Does grammar matter? An interesting aside for a technologically-based blog, yet it does fit in rather nicely to the current state of affairs in technology.
I've never met anyone who enjoyed diagramming sentences, memorizing what a participle was and what it meant when it was past, or any of the other things we struggled through in grade school. At the same time, though, experience tells us communication is extremely vital.
Virtually any definition of communication contains an element of the message that is sent. Regardless of the level of complexity of the model, at some level things are put into an order that is then decoded somehow, and supplied with an understood meaning. Consider the following sentence: Open the package then make sure that you do not cut through the blue wire.
When you read the sentence, you probably visualized opening a package, then looking out for a blue wire that you have to be careful of in the hope that your later inspection will not reveal a wire issue. However, would it help you if we put some punctuation in the sentence? Let's see: Open the package, then - make sure you do not cut through the blue wire! It's a subtle difference, and you would probably pick up on it if you were not in a hurry.
Therein lies the key. So much of what we do is done under a situation of a short deadline, and the technology sector is famous for that work pressure. If we were confronted with the first example of that sentence and we had 10 minutes in which to install a network device, then we might well not be as careful in opening the package.
This may seem like a silly difference, until you look at what drives a lot of what we refer to as modern technology. Though we know technology is much broader, in application is has come to mean something having to do with computer programming. If you have ever done any programming, then you know the value of a period, or of accuracy in command placement, etc. If you do it incorrectly, you wind up with something that won't function correctly.
Why is it, then, that we don't pay attention to the way that the world's most advanced computers - our minds - interface and communicate our information? We rely on technological tools such as spellcheckers and on the belief that we cn cmmuonacte thorgh imlpied maennig. Nothing could be further from the truth. In our quest to make things easier to use, we have accepted lower and lower levels of competence to such a degree that we now hear, "Make it idiot-proof," rather than, "train and remove user error."
This is not splitting hairs. In no other area of technology is the thought even considered. To the best of my knowledge, no one has ever invented a hammer that, when used improperly, would fail to damage a thumb. We know instinctively that if we keep hold of the nail through the whole hammering process that we will eventually sustain an injury.
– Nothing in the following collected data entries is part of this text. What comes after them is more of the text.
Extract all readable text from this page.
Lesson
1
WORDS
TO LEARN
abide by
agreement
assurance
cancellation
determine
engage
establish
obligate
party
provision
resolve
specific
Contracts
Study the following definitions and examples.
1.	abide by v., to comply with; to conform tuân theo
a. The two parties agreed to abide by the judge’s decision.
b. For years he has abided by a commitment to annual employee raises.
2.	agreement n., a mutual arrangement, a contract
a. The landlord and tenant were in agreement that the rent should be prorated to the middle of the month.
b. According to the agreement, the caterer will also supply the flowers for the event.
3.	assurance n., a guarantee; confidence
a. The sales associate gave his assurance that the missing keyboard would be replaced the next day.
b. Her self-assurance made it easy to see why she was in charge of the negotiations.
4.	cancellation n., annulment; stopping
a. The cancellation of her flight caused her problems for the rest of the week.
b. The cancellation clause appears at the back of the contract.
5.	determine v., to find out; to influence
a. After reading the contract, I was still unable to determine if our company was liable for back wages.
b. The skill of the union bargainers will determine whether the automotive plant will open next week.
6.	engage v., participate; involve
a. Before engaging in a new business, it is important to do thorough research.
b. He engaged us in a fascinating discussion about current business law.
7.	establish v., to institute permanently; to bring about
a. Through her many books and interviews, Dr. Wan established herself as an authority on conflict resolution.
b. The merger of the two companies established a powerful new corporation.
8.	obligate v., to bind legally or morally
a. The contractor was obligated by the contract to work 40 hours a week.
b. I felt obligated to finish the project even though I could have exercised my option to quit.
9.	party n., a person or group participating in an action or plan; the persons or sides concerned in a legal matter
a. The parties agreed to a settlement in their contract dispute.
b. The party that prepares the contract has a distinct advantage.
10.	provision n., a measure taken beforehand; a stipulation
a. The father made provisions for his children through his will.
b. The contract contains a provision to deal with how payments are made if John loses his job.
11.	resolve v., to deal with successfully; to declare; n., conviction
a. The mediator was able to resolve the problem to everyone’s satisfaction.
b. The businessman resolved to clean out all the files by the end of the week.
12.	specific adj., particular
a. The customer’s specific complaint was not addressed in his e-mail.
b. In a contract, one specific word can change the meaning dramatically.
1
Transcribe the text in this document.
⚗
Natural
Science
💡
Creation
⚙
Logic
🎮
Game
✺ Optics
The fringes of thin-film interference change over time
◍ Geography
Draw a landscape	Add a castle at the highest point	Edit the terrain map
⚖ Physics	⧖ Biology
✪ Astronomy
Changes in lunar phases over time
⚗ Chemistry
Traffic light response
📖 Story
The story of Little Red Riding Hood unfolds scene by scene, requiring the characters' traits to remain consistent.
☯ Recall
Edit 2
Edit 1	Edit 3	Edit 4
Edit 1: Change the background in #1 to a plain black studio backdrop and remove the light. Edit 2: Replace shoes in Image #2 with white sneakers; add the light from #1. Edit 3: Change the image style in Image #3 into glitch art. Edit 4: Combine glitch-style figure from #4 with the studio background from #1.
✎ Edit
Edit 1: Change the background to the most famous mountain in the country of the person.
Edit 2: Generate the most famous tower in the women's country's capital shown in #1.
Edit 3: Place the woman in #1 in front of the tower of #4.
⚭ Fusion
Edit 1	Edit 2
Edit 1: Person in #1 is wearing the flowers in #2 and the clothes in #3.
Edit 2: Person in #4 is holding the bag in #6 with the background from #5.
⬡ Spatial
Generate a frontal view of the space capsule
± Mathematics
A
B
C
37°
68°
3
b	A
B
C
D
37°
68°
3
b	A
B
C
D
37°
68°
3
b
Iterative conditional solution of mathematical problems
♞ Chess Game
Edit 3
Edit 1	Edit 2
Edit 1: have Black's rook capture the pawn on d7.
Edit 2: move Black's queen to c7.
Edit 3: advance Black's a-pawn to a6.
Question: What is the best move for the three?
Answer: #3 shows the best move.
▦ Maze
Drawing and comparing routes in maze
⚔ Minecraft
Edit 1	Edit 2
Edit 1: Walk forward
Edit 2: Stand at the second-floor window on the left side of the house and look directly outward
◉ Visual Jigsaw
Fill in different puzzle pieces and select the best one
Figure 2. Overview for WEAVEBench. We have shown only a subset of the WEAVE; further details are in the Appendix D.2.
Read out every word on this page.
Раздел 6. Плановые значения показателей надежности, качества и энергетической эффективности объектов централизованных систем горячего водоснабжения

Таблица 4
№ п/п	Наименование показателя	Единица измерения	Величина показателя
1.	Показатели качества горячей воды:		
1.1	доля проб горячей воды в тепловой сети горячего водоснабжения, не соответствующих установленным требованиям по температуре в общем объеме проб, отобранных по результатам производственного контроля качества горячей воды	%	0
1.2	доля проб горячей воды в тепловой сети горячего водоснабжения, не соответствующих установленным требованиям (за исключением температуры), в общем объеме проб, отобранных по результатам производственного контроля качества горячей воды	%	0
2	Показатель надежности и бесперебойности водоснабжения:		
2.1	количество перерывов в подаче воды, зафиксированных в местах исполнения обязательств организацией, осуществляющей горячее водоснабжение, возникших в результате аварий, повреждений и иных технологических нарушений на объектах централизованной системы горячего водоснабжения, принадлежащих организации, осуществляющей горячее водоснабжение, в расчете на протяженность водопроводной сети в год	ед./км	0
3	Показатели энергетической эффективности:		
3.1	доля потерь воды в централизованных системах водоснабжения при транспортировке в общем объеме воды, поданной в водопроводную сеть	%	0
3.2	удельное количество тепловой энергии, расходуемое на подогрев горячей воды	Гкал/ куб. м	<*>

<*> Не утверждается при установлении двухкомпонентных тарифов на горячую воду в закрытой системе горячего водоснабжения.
Applied to system design, we spend all manner of resources on solving the potential problems caused by users, because the current (and incredibly faulty) logic insists it is better to treat users as components in the process instead of important stations in the 'information factory' (for more information on this matter of 'cells' versus workers for those who are not from a manufacturing background, search under 'kanban', 'lean cells', 'lean manufacturing' and 'Therbligs'). It is easier to remove the potential for error for expendable employees than it is to harness the true power of capability and require a modicum of skill when using the system. Or so we are told.
We have not raised the levels of awareness and training to the appropriate place, and since we are willing to cut so many people so much 'slack', we naturally grant ourselves the same favor. We issue documents and communiques containing typographical errors, grammatical errors and many other problems.
I'm not saying it is easy to master our language, and I am certainly not an expert in it. What I am saying, though, is that it is high time for us to ratchet up our skills and move onward with the proper communication structures. Just as an error-proof software is watered-down in power to reduce problems in practice, a technology professional who is willing to sit back and communicate at a level that isn't their best is watered-down in their efficacy.
We need to remember that we are a society of many followers and few leaders. If we desire to be followers, then we have to adjust ourselves to the pace of the rest. If we would be leaders, though, then we have to set a pace and series of expectations that allow others to remain followers, yet still grow.
People adjust themselves to do about 70% of what is expected of them (this is why we have developed the whole aura of the 'average Joe'), so picture for a moment what happens when the leaders reduce their 100% down to the 70% so that they 'match'. Eventually the followers reduce their formerly 70% to the new 70% from where their leaders are located. Do you know what that yields mathematically? The new 'standard' for followers is 49% of the former!
So, colleagues, I ask you: do you inspire people to perform at 49% of potential, or do you inspire 70%? Grammar is not the sole area of leadership, but an effective communicator who properly encodes their messages of excellence is a leader who is off to a good start in the most basic and most important aspect of professionalism - communication.